It (Eso) – Stephen King

Pero sobre todas las cosas, martilleando sin cesar en el fondo de su mente, oía la voz seca y tranquila de Mike Hanlon: Ha vuelto, Beverly… ha vuelto…, y prometiste…

El tocador se levantó y volvió a caer. Dos. Una tercera. Parecía estar respirando.

Moviéndose con cuidadosa agilidad, con la boca vuelta hacia abajo en las comisuras, torcida como en el preludio de alguna convulsión, caminó alrededor de la mesa caída, pisando de puntillas entre los fragmentos de vidrio y sujetó el cinturón en el momento justo en que Tom arrojaba el tocador a un lado. Entonces retrocedió, deslizando la mano en el lazo. Sacudió el pelo para quitárselo de los ojos y se quedó observando lo que él iba a hacer.

Tom se levantó. Un fragmento del espejo le había provocado un corte en la mejilla. Un tajo en diagonal trazaba una línea, fina como un hilo, a través de su ceja. La miró bizqueando, mientras se levantaba lentamente, y ella vio que tenía gotas de sangre en los calzoncillos.

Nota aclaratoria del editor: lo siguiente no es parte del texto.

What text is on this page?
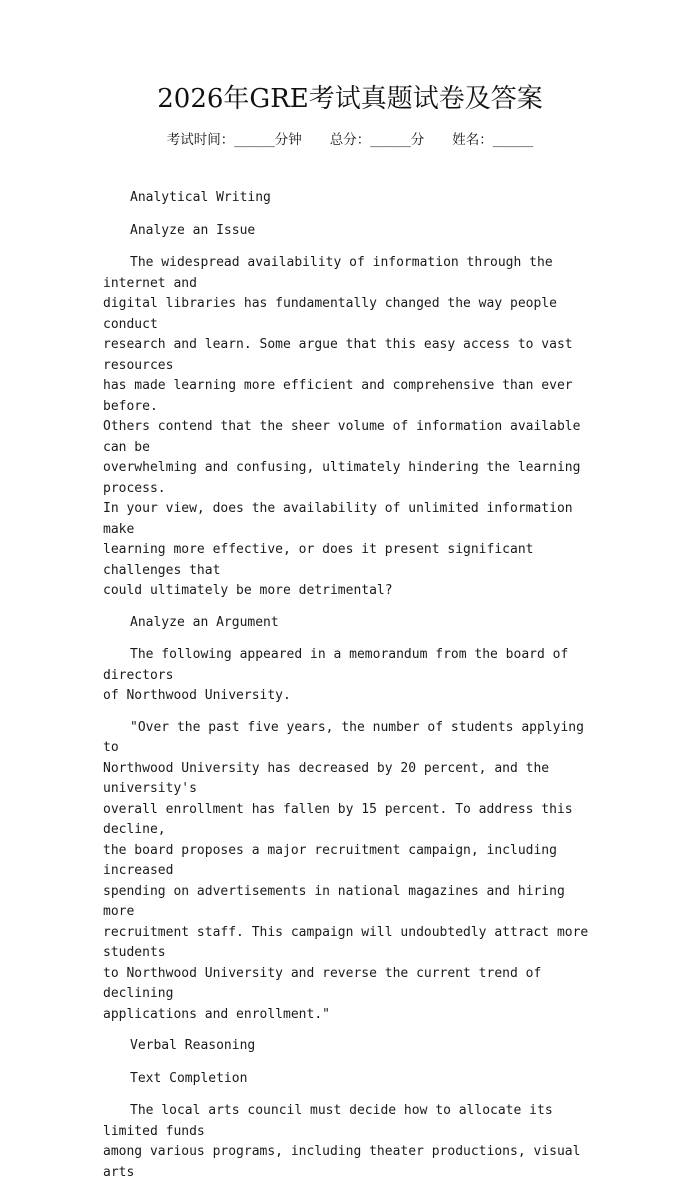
2026年GRE考试真题试卷及答案
考试时间：______分钟 总分：______分 姓名：______

Analytical Writing

Analyze an Issue

The widespread availability of information through the internet and
digital libraries has fundamentally changed the way people conduct
research and learn. Some argue that this easy access to vast resources
has made learning more efficient and comprehensive than ever before.
Others contend that the sheer volume of information available can be
overwhelming and confusing, ultimately hindering the learning process.
In your view, does the availability of unlimited information make
learning more effective, or does it present significant challenges that
could ultimately be more detrimental?

Analyze an Argument

The following appeared in a memorandum from the board of directors
of Northwood University.

"Over the past five years, the number of students applying to
Northwood University has decreased by 20 percent, and the university's
overall enrollment has fallen by 15 percent. To address this decline,
the board proposes a major recruitment campaign, including increased
spending on advertisements in national magazines and hiring more
recruitment staff. This campaign will undoubtedly attract more students
to Northwood University and reverse the current trend of declining
applications and enrollment."

Verbal Reasoning

Text Completion

The local arts council must decide how to allocate its limited funds
among various programs, including theater productions, visual arts
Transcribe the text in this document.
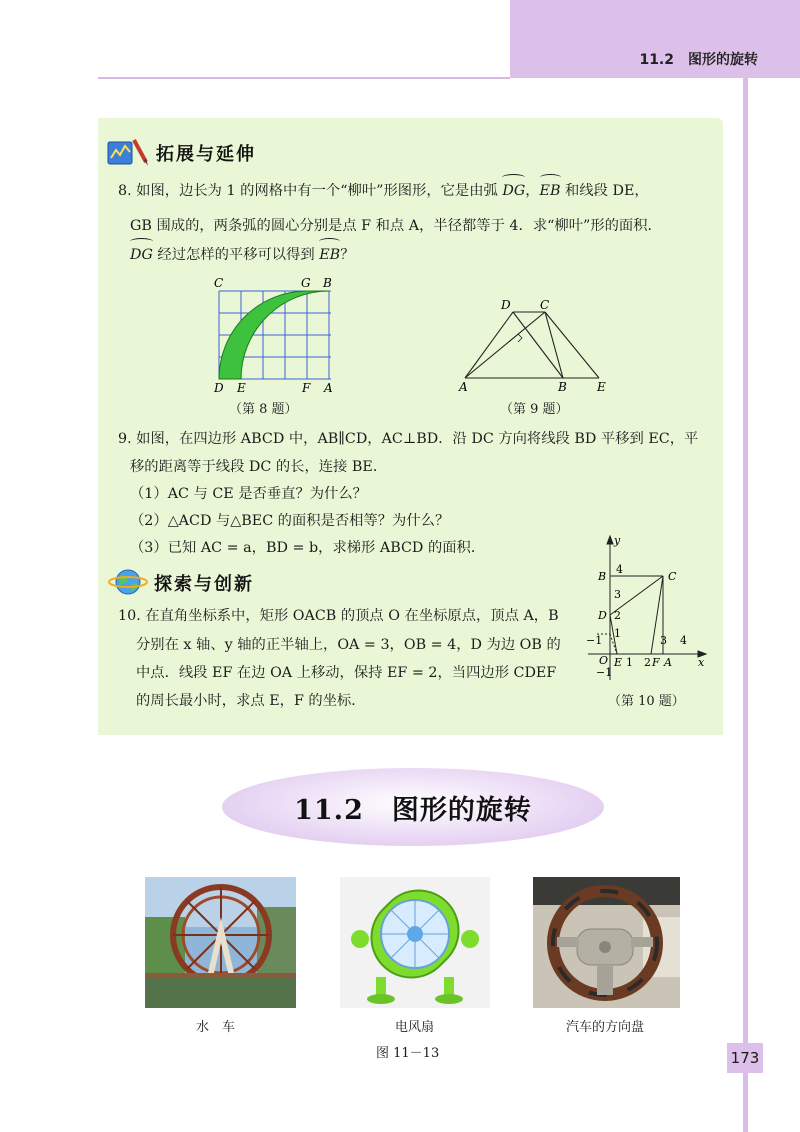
11.2　图形的旋转
拓展与延伸
8. 如图，边长为 1 的网格中有一个“柳叶”形图形，它是由弧 DG，EB 和线段 DE，
GB 围成的，两条弧的圆心分别是点 F 和点 A，半径都等于 4．求“柳叶”形的面积．
DG 经过怎样的平移可以得到 EB？
C	G B
D E	F A
（第 8 题）
D C
A	B	E
（第 9 题）
9. 如图，在四边形 ABCD 中，AB∥CD，AC⊥BD．沿 DC 方向将线段 BD 平移到 EC，平
移的距离等于线段 DC 的长，连接 BE．
（1）AC 与 CE 是否垂直？为什么？
（2）△ACD 与△BEC 的面积是否相等？为什么？
（3）已知 AC = a，BD = b，求梯形 ABCD 的面积．
探索与创新
10. 在直角坐标系中，矩形 OACB 的顶点 O 在坐标原点，顶点 A，B
分别在 x 轴、y 轴的正半轴上，OA = 3，OB = 4，D 为边 OB 的
中点．线段 EF 在边 OA 上移动，保持 EF = 2，当四边形 CDEF
的周长最小时，求点 E，F 的坐标．
y
x
B
4
C
3
D 2
1
−1	3 4
O E 1 2 F A
−1
（第 10 题）
11.2　图形的旋转
水　车	电风扇	汽车的方向盘
图 11－13	173
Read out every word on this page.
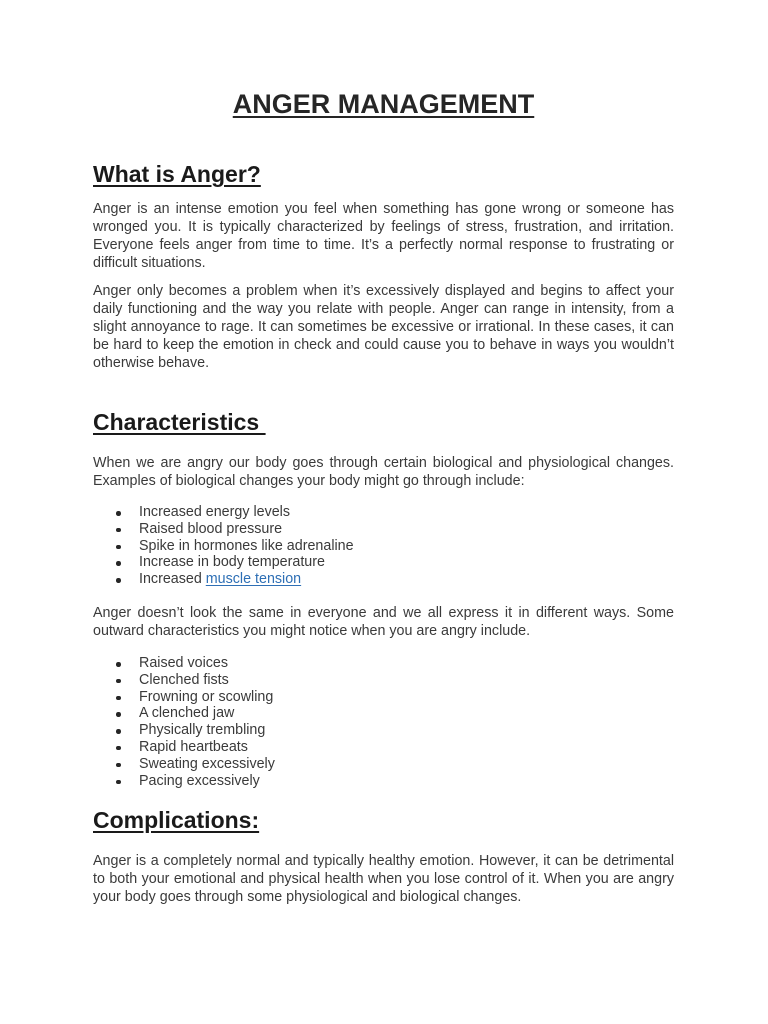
ANGER MANAGEMENT
What is Anger?

Anger is an intense emotion you feel when something has gone wrong or someone has wronged you. It is typically characterized by feelings of stress, frustration, and irritation. Everyone feels anger from time to time. It’s a perfectly normal response to frustrating or difficult situations.

Anger only becomes a problem when it’s excessively displayed and begins to affect your daily functioning and the way you relate with people. Anger can range in intensity, from a slight annoyance to rage. It can sometimes be excessive or irrational. In these cases, it can be hard to keep the emotion in check and could cause you to behave in ways you wouldn’t otherwise behave.

Characteristics

When we are angry our body goes through certain biological and physiological changes. Examples of biological changes your body might go through include:

Increased energy levels
Raised blood pressure
Spike in hormones like adrenaline
Increase in body temperature
Increased muscle tension

Anger doesn’t look the same in everyone and we all express it in different ways. Some outward characteristics you might notice when you are angry include.

Raised voices
Clenched fists
Frowning or scowling
A clenched jaw
Physically trembling
Rapid heartbeats
Sweating excessively
Pacing excessively
Complications:

Anger is a completely normal and typically healthy emotion. However, it can be detrimental to both your emotional and physical health when you lose control of it. When you are angry your body goes through some physiological and biological changes.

—Dame ese cinturón —ordenó.

Ella, en cambio, se lo envolvió dos veces en la mano y lo miró desafiante.

—Deja eso, Bev. Ahora mismo.

—Si te acercas, te mataré a latigazos. —Las palabras surgían de su boca, pero le parecía imposible estar pronunciándolas. Y de cualquier modo, ¿quién era ese cavernícola de calzoncillos ensangrentados? ¿Su esposo, su padre? ¿El amante de sus tiempos de universidad, el que le había roto la nariz una noche, al parecer por capricho? Oh, Dios, ayúdame —pensó—. Ahora ayúdame. Y su boca seguía hablando—. Sabes que puedo. Eres gordo y lento, Tom. Me voy, y creo que no voy a volver. Creo que esto ha terminado.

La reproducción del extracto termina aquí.